The study has broader significance than confirming age-old speculation about the effects of stress on hair colour, says the study's senior author Dr Martin Picard from Columbia University Vagelos College of Physicians and Surgeons.

"Understanding the mechanisms that allow 'old' grey hairs to return to their 'young' pigmented states could yield new clues about the malleability of human aging in general and how it is influenced by stress," Picard says.

"Our data add to a growing body of evidence demonstrating that human aging is not a linear, fixed biological process but may, at least in part, be halted or even temporarily reversed."

Studying hair as an avenue to investigate aging


"Just as the rings in a tree trunk hold information about past decades in the life of a tree, our hair contains information about our biological history," Picard says.

"When hairs are still under the skin as follicles, they are subject to the influence of stress hormones and other things happening in our mind and body. Once hairs grow out of the scalp, they harden and permanently crystallize these exposures into a stable form."

Though people have long believed that psychological stress can accelerate grey hair, scientists have debated the connection due to the lack of sensitive methods that can precisely correlate times of stress with hair pigmentation at a single-follicle level.

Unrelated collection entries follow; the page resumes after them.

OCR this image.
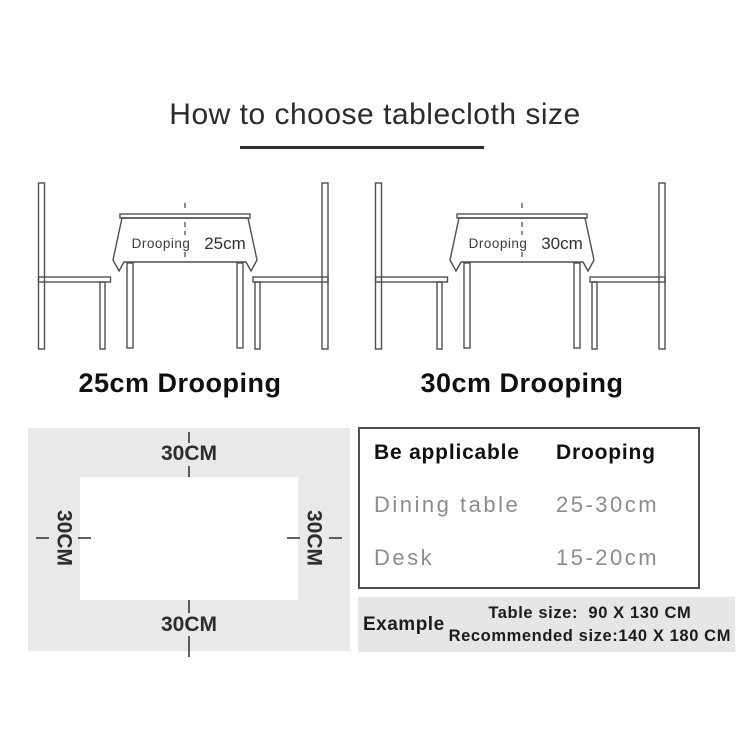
How to choose tablecloth size
Drooping 25cm	Drooping 30cm
25cm Drooping	30cm Drooping
30CM
30CM
30CM	30CM
Be applicable	Drooping
Dining table	25-30cm
Desk	15-20cm
Example
Table size:  90 X 130 CM
Recommended size:140 X 180 CM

The researchers analysed individual hairs from 14 volunteers. The results were compared with each volunteer's stress diary, in which individuals were asked to review their calendars and rate each week's level of stress.

The investigators immediately noticed that some grey hairs naturally regain their original colour, which had never been quantitatively documented, Picard says.

When hairs were aligned with stress diaries, striking associations between stress and hair greying were revealed and, in some cases, a reversal of greying with the lifting of stress.

"There was one individual who went on vacation, and five hairs on that person's head reverted back to dark during the vacation, synchronised in time," Picard says.

Re-pigmentation only possible for some


Reducing stress in your life is a good goal, but it won't necessarily turn your hair to a normal colour.

"Based on our mathematical modelling, we think hair needs to reach a threshold before it turns grey," Picard says. "In middle age, when the hair is near that threshold because of biological age and other factors, stress will push it over the threshold and it transitions to grey.

"But we don't think that reducing stress in a 70-year-old who's been grey for years will darken their hair or increasing stress in a 10-year-old will be enough to tip their hair over the grey threshold."